🤖 AI Summary
This paper investigates the threshold decision problem—determining whether the optimal value of a correlated equilibrium (e.g., normal-form coarse correlated equilibrium (NFCE), extensive-form correlated equilibrium (EFCE), agent-form correlated equilibrium (AFCE), or coarse correlated equilibrium) exceeds a given threshold—in multi-player extensive-form games with perfect recall. Using computational complexity-theoretic reductions augmented by structural game-theoretic analysis, it establishes, for the first time, the counterintuitive result that computing optimal correlated equilibria is strictly harder than computing optimal Nash equilibria in extensive-form games. Specifically, it proves that the NFCE threshold problem is PSPACE-complete, while AFCE, EFCE, and coarse correlated equilibrium threshold problems are all NP-complete. Tight upper and lower bounds are provided for each case.
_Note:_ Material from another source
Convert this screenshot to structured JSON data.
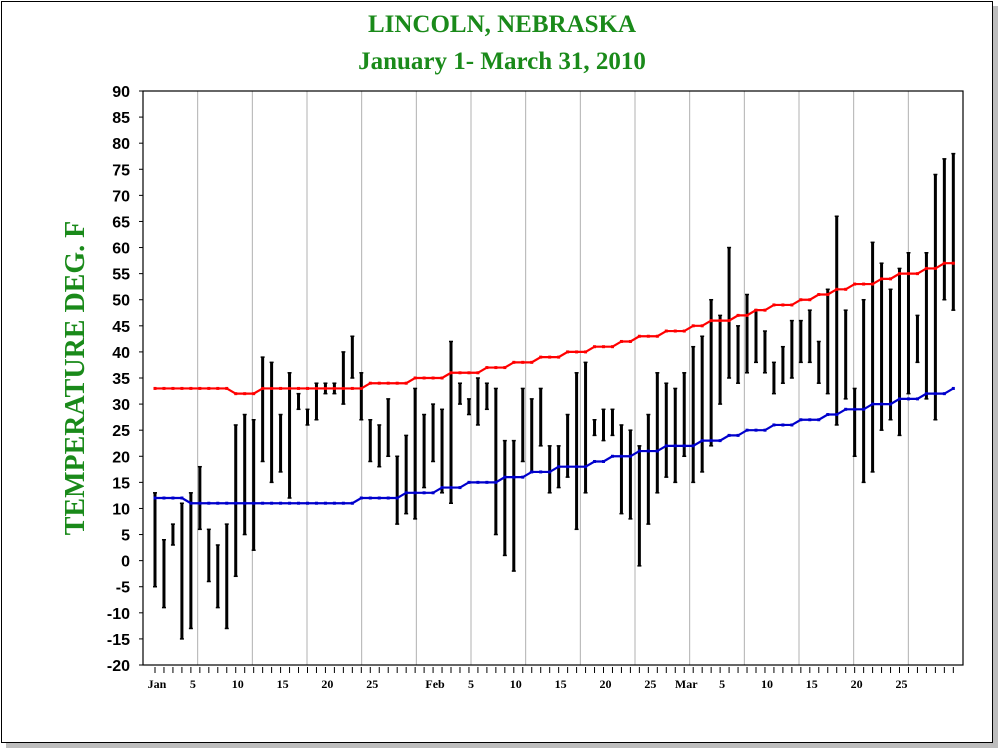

This work delivers the first complete and precise complexity classification of major correlated equilibrium concepts in extensive-form games, constituting the most systematic and comprehensive characterization to date of the computational complexity of optimal equilibrium computation.
📝 Abstract
A major open question in algorithmic game theory is whether normal-form correlated equilibria (NFCE) can be computed efficiently in succinct games such as extensive-form games [DFF+25,6PR24,FP23,HvS08,VSF08,PR08]. Motivated by this question, we study the associated Threshold problem: deciding whether there exists a correlated equilibrium whose value exceeds a given threshold. We prove that this problem is PSPACE-hard for NFCE in multiplayer extensive-form games with perfect recall, even for fixed thresholds. To contextualize this result, we also establish the complexity of the Threshold problem for Nash equilibria in this setting, showing it is ER-complete. These results uncover a surprising complexity reversal: while optimal correlated equilibria are computationally simpler than optimal Nash in normal-form games, the opposite holds in extensive-form games, where computing optimal correlated equilibria is provably harder. Building on this line of inquiry, we also address a related question by [VSF08], who introduced the notions of extensive-form correlated equilibrium (EFCE) and agent-form correlated equilibrium (AFCE). They asked how difficult the Threshold problem is for AFCE; we answer this question by proving that it is NP-hard, even in two-player games without chance nodes. Complementing our hardness results, we establish tight complexity classifications for the Threshold problem across several correlated equilibrium concepts - including EFCE, AFCE, normal-form coarse, extensive-form coarse, and agent-form coarse correlated equilibria. For each of these solution concepts in multiplayer stochastic extensive-form games with perfect recall, we prove NP-completeness by providing matching NP upper bounds to the previously known hardness results. Together, our results provide the most complete landscape to date for the complexity of optimal equilibrium computation in extensive-form games.